Telegraph.co.uk January 5th, 2010
Brett Rogers, Director, The Photographers’ Gallery: “Surely one of the most noteworthy discoveries of 2009 was the work of the Italian born (b1969) London-based artist Maurizio Anzeri who showed his beautiful but deeply disturbing stitched portraits at The Photographers’ Gallery at the same time as exhibiting his sculptures and objects at nearby Q-space in Soho. Using found photographs produced by high street photographers from the mid 20th century, Anzeri weaves his own newly constructed narratives onto these ‘canvases’ to explore ideas around persona.

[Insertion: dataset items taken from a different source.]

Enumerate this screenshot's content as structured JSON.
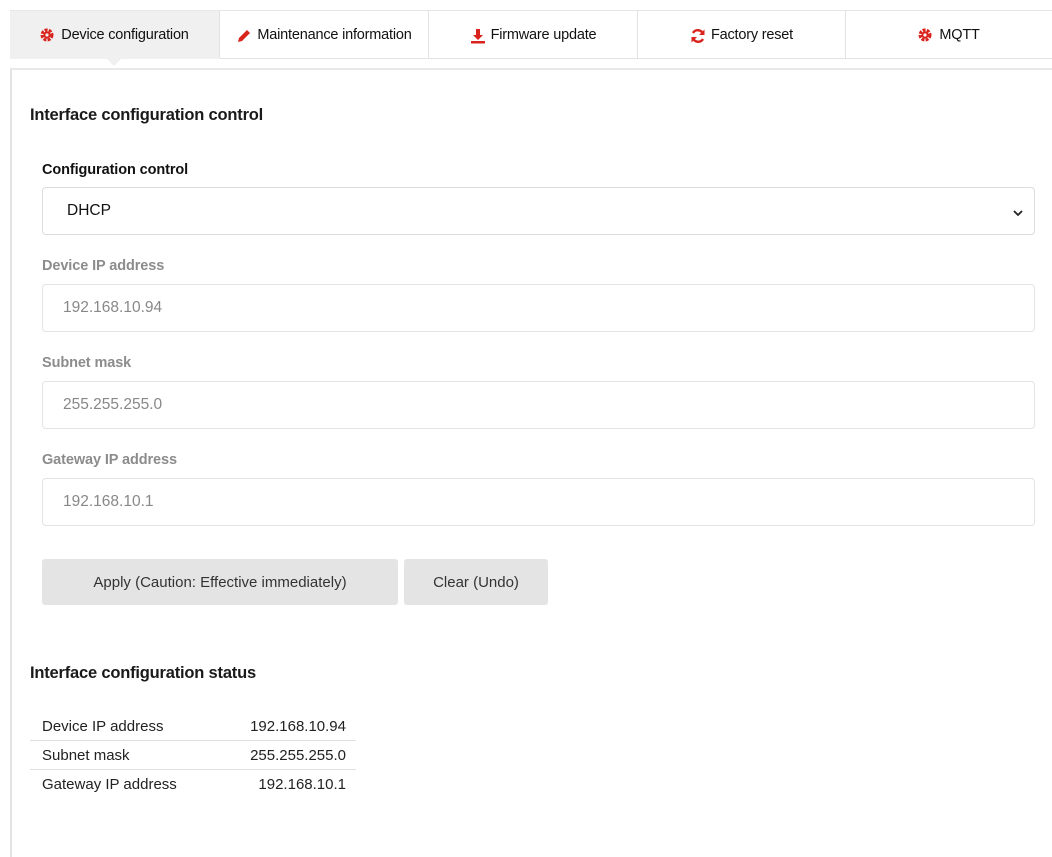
{
  "tabs": [
    {
      "label": "Device configuration",
      "icon": "gear-icon",
      "active": true
    },
    {
      "label": "Maintenance information",
      "icon": "pencil-icon",
      "active": false
    },
    {
      "label": "Firmware update",
      "icon": "download-icon",
      "active": false
    },
    {
      "label": "Factory reset",
      "icon": "refresh-icon",
      "active": false
    },
    {
      "label": "MQTT",
      "icon": "gear-icon",
      "active": false
    }
  ],
  "accent_color": "#d9231d",
  "config": {
    "section_title": "Interface configuration control",
    "control_label": "Configuration control",
    "control_value": "DHCP",
    "ip_label": "Device IP address",
    "ip_value": "192.168.10.94",
    "subnet_label": "Subnet mask",
    "subnet_value": "255.255.255.0",
    "gateway_label": "Gateway IP address",
    "gateway_value": "192.168.10.1",
    "apply_label": "Apply (Caution: Effective immediately)",
    "clear_label": "Clear (Undo)"
  },
  "status": {
    "section_title": "Interface configuration status",
    "rows": [
      {
        "key": "Device IP address",
        "value": "192.168.10.94"
      },
      {
        "key": "Subnet mask",
        "value": "255.255.255.0"
      },
      {
        "key": "Gateway IP address",
        "value": "192.168.10.1"
      }
    ]
  }
}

Sometimes they look frighteningly surreal and transform an anondyne subject into a dark cipher other times the glorious colouring and benign embroidery elevate his subjects well beyond the realms of portraiture. One moment you imagine that the subject was a standard studio portrait but the minute Anzeri gets to work with his needle (yes, he does all the stitching himself), the image is transformed into a new object with its own enigmatic persona. It is no wonder he emerged from sculpture – leaving the Slade in 2005 having studied Sculpture both there and at Camberwell.
What direction his work takes next is anyone’s guess – in the meantime, I hear many people are delivering sackfuls of redundant momochrome studio photos to his door to have them transformed.